Whether through online video, audio, or ebooks, entertainers and authors are finding new access to audiences. In many cases, it’s at the expense of established distribution channels.
Here is a list of entertainers and authors who have found success in the shift to online media. Some embrace traditional content delivery (e.g., television), while others have opted for the Internet, which may prove to be more disruptive.
In December, comedian Louis C.K. released his self-produced and self-funded stand-up special, “Live at the Beacon Theater,” as a $5 download from his website. Produced for $250,000, “Live at the Beacon Theater” sold more than 220,000 downloads and grossed over $1 million in 12 days, enough for the comedian to give $250,000 in bonuses to his crew and donate $280,000 to charities.
The special was distributed without digital rights management (DRM) protection or regional restrictions, making it easy to share or pirate. “Against well-informed advice,” said C.K. on his website, “I want it to be easy for people to watch and enjoy this video in any way they want without “corporate” restrictions. Please bear in mind that I am not a company or a corporation. I’m just some guy. I paid for the production and posting of this video with my own money. I would like to be able to post more material to the fans in this way, which makes it cheaper for the buyer and more pleasant for me.”
Aziz Ansari and Jim Gaffigan are two comedians following the success of Louie C.K. Aziz Ansari, best know for his role on NBC’s “Parks and Recreation,” released his special, “Dangerously Delicious,” from his website last week. Viewers can download or stream the special for $5. Using the hashtag #DangerouslyDelicious, Ansari announced the special on Twitter and has relied on his fans to retweet the news.
Comedian Jim Gaffigan’s special, “Mr. Universe,” will be available for download via his website on April 11th. The download will cost $5, with $1 from each download going to a nonprofit foundation. Gaffigan writes on his website, “I am incredibly motivated by the courage of Louie to offer his fans direct access for a low price. Buyers of my special can be assured that their money will go directly to feeding and raising my four children instead of a giant corporation.”
Pottermore is a site from author J.K. Rowling, for her Harry Potter books. In addition to exploring the online experience, readers can purchase Harry Potter ebooks free of DRM protection, so consumers can move and share the books between devices. If successful, the move could be the first disruption to ebook sellers Amazon, Apple and Barnes & Noble, and their closed-system readers — Kindle, iPad and Nook. Currently the site is in beta. It will be open to everyone in early April.

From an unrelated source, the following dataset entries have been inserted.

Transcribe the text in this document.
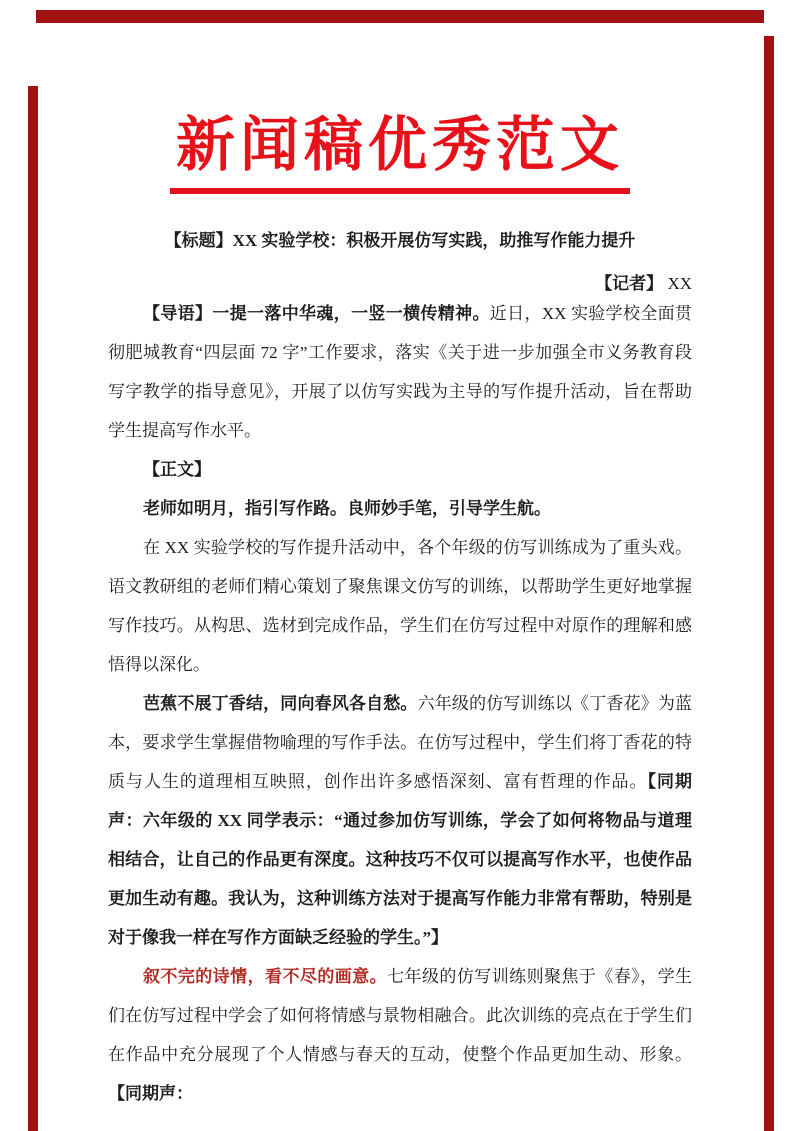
新闻稿优秀范文

【标题】XX 实验学校：积极开展仿写实践，助推写作能力提升

【记者】 XX

【导语】一提一落中华魂，一竖一横传精神。近日，XX 实验学校全面贯彻肥城教育“四层面 72 字”工作要求，落实《关于进一步加强全市义务教育段写字教学的指导意见》，开展了以仿写实践为主导的写作提升活动，旨在帮助学生提高写作水平。

【正文】

老师如明月，指引写作路。良师妙手笔，引导学生航。

在 XX 实验学校的写作提升活动中，各个年级的仿写训练成为了重头戏。语文教研组的老师们精心策划了聚焦课文仿写的训练，以帮助学生更好地掌握写作技巧。从构思、选材到完成作品，学生们在仿写过程中对原作的理解和感悟得以深化。

芭蕉不展丁香结，同向春风各自愁。六年级的仿写训练以《丁香花》为蓝本，要求学生掌握借物喻理的写作手法。在仿写过程中，学生们将丁香花的特质与人生的道理相互映照，创作出许多感悟深刻、富有哲理的作品。【同期声：六年级的 XX 同学表示：“通过参加仿写训练，学会了如何将物品与道理相结合，让自己的作品更有深度。这种技巧不仅可以提高写作水平，也使作品更加生动有趣。我认为，这种训练方法对于提高写作能力非常有帮助，特别是对于像我一样在写作方面缺乏经验的学生。”】

叙不完的诗情，看不尽的画意。七年级的仿写训练则聚焦于《春》，学生们在仿写过程中学会了如何将情感与景物相融合。此次训练的亮点在于学生们在作品中充分展现了个人情感与春天的互动，使整个作品更加生动、形象。【同期声：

Annoying Orange is a popular web series that features talking fruit. Created by Dane Boedigheimer in 2009, the series currently has over 1 billion channel views and 2.3 million subscribers on YouTube. Teamed with management and production company The Collective, Annoying Orange has sold toys and clothing with partners J.C. Penney, Shopko, Rue 21, toymaker The Bridge Direct.
This year an Annoying Orange show will be on Cartoon Network. However, a television presence is just a bonus, rather than a necessity. According to Michael Green, CEO and founder of The Collective, “We currently have a stand alone, fully-scaled business online for The Annoying Orange. And our partnership with Cartoon Network will just provide another layer of exposure.”
By 2010, Amanda Hocking had written 17 novels — every one rejected by book agents and traditional publishers. Then she decided to offer her books on Amazon. Within two years, she sold 1.5 million books and made $2.5 million.
While Hocking is an example of the tremendous strength of ebook sales, traditional publishers are hardly down for the count. Hocking has recently signed, for $2.1 million, with St Martin’s Press in the U.S. and Pan Macmillan in the U.K. In January, her Trylle trilogy was released in paperback. The movie rights already have been sold.
Rock band Pearl Jam offers recordings of tour concerts from the band’s website. The digital recordings are high-resolution files released without DRM protection, so that fans can burn them to disc, transfer them to MP3 players, or play them from their hard drives.
The series was initially launched on the band’s 2000 world tour in an effort to provide fans with high-quality, affordable live shows. Since the program’s inception, over 3.5 million recordings have been sold. In addition, the band’s Ten Club fan club offers streaming Pearl Jam music, as well as a forum, special recordings and exclusive content.
In 2007, Radiohead broke with its longtime record label, EMI, and released the band’s seventh album, “In Rainbows,” through the band’s website. The download was offered for whatever payment amount customers deemed appropriate, including nothing at all. The album reached 1.2 million downloads in the first two days.
Netflix announced its first original series, the David Fincher-produced “House of Cards,” last year. In February, it launched its exclusive “Lillyhammer,” releasing all eight episodes at launch. By the middle of 2013, the company will have five original series for streaming, according to Ted Sarandos, chief content officer.
Netflix’s push for original online content comes as it faces higher rates from studios and established content owners, as well as competing streaming and subscription services from Verizon.